J’étais encore, malgré ma maturité de bachelière, assez souvent fourrée à MAT, j’aimais ces filles pétillantes, cette ambiance open-spacy rigolote de rédaction où s’accumulaient, fringues, pompes, books de mannequins, où passaient les photographes, où j’aidais parfois à trier des courriers, où je me projetais aussi comme potentielle future journaliste, où arrivaient plis et paquets livrés par un très jeune mec, Yves je crois, un titi parigot souriant, moustache naissante et gouaille d’un Jean-Pierre Léaud fin d’ado, le coursier de Salut les Copains et MAT. Un type adorable. Et c’était son perfecto. Il avait inscrit dessus Françoise Hardy, l’avait customisé, il était unique et avait tapé dans l’œil de je ne sais qui, qui eut l’idée d’une photo avec Françoise dedans. Oui, Yves avait bien entendu : Françoise porterait son blouson. La photo fut faite.
Et comme j’adorais les blousons noirs et les vêtements de cuir, je lui demandais s’il pouvait me le prêter aussi, à moi, pauvre inconnue sans aucune garantie de ne pas me voir disparaître avec. Et vous savez quoi ? Il me l’a prêté quelques jours, le temps de frimer à Assas, sauf que ça ne faisait pas de moi le genre de nana sur lesquels ces minets fantasmaient, et de demander à ma sister de me faire quelques photos avec. Je lui en fis aussi, d’ailleurs. Vous remarquerez que l’une fume et l’autre pas et c’est drôle de penser que nos principales chanteuses de l’époque yéyé étaient tellement sages. Aucune des icônes, Sylvie, Françoise, Sheila, France Gall plus tard, ne fumait, ne faisait de frasques, ne provoquait de mini-scandales mondains ou ne se dopait comme les petites Anglaises d’en face, comme le fera plus tard Jane, drogue exclue. Juste, elles portaient parfois un blouson noir.
Je n’ai pas pu résister à l’envie de le faire figurer sur la couverture de mon livre, recto-verso avec ça. Regardez bien, c’est écrit FIN, au dos, clouté à la main. La fin de quoi ? Sûrement pas la fin des haricots !

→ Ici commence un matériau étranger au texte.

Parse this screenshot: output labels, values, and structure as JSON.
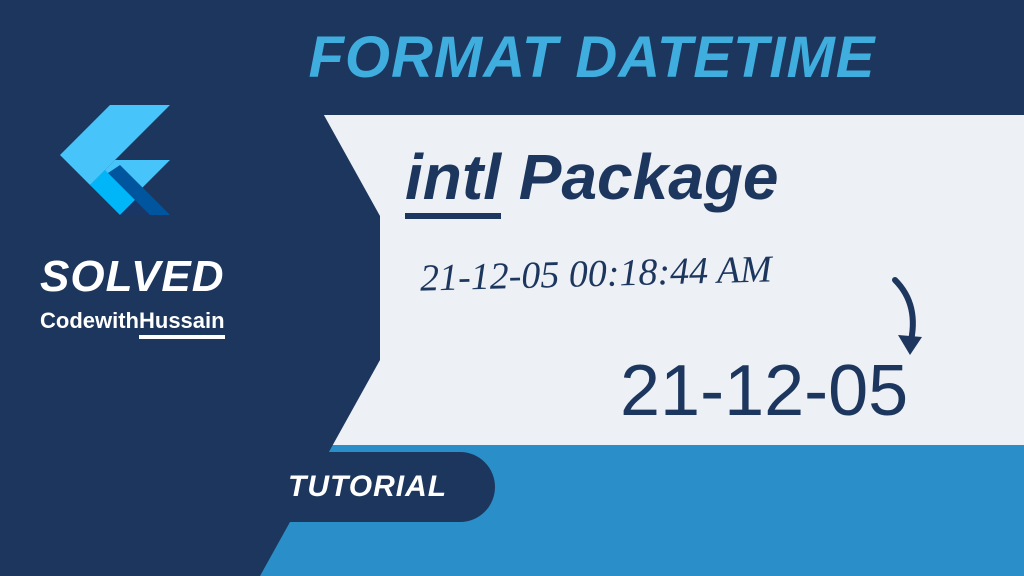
{
  "header": {
    "title": "FORMAT DATETIME"
  },
  "sidebar": {
    "badge": "SOLVED",
    "author_prefix": "Codewith",
    "author_name": "Hussain"
  },
  "main": {
    "package_name": "intl",
    "package_suffix": " Package",
    "datetime_before": "21-12-05 00:18:44 AM",
    "datetime_after": "21-12-05"
  },
  "footer": {
    "badge": "TUTORIAL"
  }
}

Texte © dominique cozette.

Vendanges tardives

Mon cher Jean-Pierre Z, je retrouve votre lettre, celle que vous avez envoyée à 6000 femmes dont moi dans les années 60, je crois que vous m’aviez trouvée en photo dans MAT. Vous recherchiez l’amour en la personne d’une femme grande, belle de visage, de corps, de coeur. Vos photos montraient d’ailleurs un très joli garçon. Les articles que vous aviez suscités dans les Potins de la Commère et autres parlaient de votre fortune, vos trois voitures de luxe, votre affaire de blanchisserie à Mulhouse et la difficulté que vous aviez à trouver LA femme.* Pas de Meetic, à l’époque. J’espère que vous avez trouvé l’oiseau rare et que vous êtes aujourd’hui grand-père de petits coquins qui grignotent leur P’tit Ecolier sur le cuir avachi de vos belles alezanes.
Cette petite lettre pour m’excuser de ne pas avoir répondu à cette gentille invitation. Mais vous savez, à l’époque, j’étais amoureuse toutes les demi-heures de jolis garçons comme vous, qui étaient eux-mêmes amoureux de très belles minettes qui elles-mêmes couraient après les garçons que je reluquais. Bref, c’était assez compliqué toutes ces histoires, vous comprendrez bien que je n’ai pas voulu introduire un loup supplémentaire dans ma bergerie déjà bien énervée. Et puis Mulhouse !
Néanmoins, ça me ferait plaisir de prendre le thé avec vous si vous passez du côté de Charenton. Je suis à Sainte-Anne, on dit que c’est la maison des fous mais entre nous, je préfère être folle que de ne plus être, n’est-ce pas.
Cordialement.
PS : merci d’apporter votre petit sachet de thé car celui qu’on nous vend est vraiment dégueulasse…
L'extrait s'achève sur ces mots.